BD state-owned banks prone to sizeable liability risk: Moody's

| Updated: March 09, 2018 18:52:35

Internet photo used for illustrative purpose only. Internet photo used for illustrative purpose only.

Bangladesh's banking sector risk has been assessed as 'moderate' by the international credit rating agency Moody's, which said it reflects sizeable contingent liability risks from state-owned banks.

Bad debt has been dogging the banking sector in Bangladesh with the total amount of capital deficit in state-owned banks of Sonali, Rupali, Janata and BASIC standing at more than Tk 76.26 billion, according to a bdnews24 report.

The government had injected Tk 102.72 billion into state banks as recapitalisation facility during the period from the fiscal year (FY) 2006 to FY 2017, Finance Minister AMA Muhith said in parliament last month.
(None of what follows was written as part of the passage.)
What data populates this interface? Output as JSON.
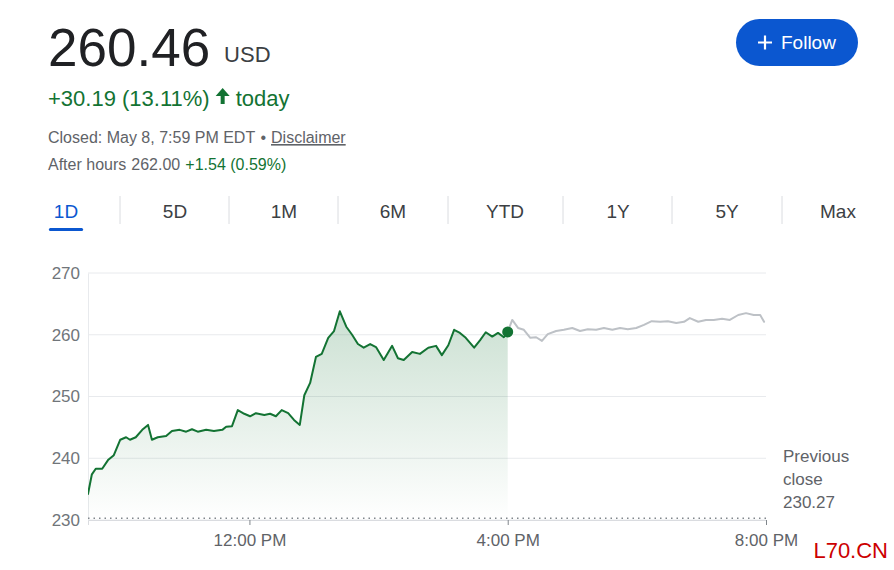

In its just-released annual credit analysis titled 'Bangladesh-Ba3 Stable', Moody's said it expects economic growth to stay steady at 6.7 per cent in FY2018, maintaining the average in the last five years.

"Strong export growth will largely be offset by rising capital goods imports, leaving domestic demand-supported by higher remittances-as the main growth driver," Moody's said. Describing Bangladesh's growth trend as 'much stronger than similarly rated sovereigns', Moody's, however, said the precondition was that the upcoming elections later this year would not cause any major disruptions to the economy.

Bangladesh's credit profile is supported by strong growth, macroeconomic stability, modest government debt burden and access to concessional funding, according to the agency.

It, however, underscored credit challenges stemming from a narrow revenue base and "very low institutional capacity that constraints competitiveness".

Driven by the garment industry, Bangladesh will see a robust economic activity, according to Moody's, but it pointed out that it expects to widen the fiscal deficit in FY 2018. It projected the deficit to grow to 5.2 per cent of the GDP due to the government's increased infrastructure spending ahead of the national election.

The agency expects the revenue-to-GDP ratio to remain among the lowest in the world, which it attributed to the delay in implementation of the new VAT law.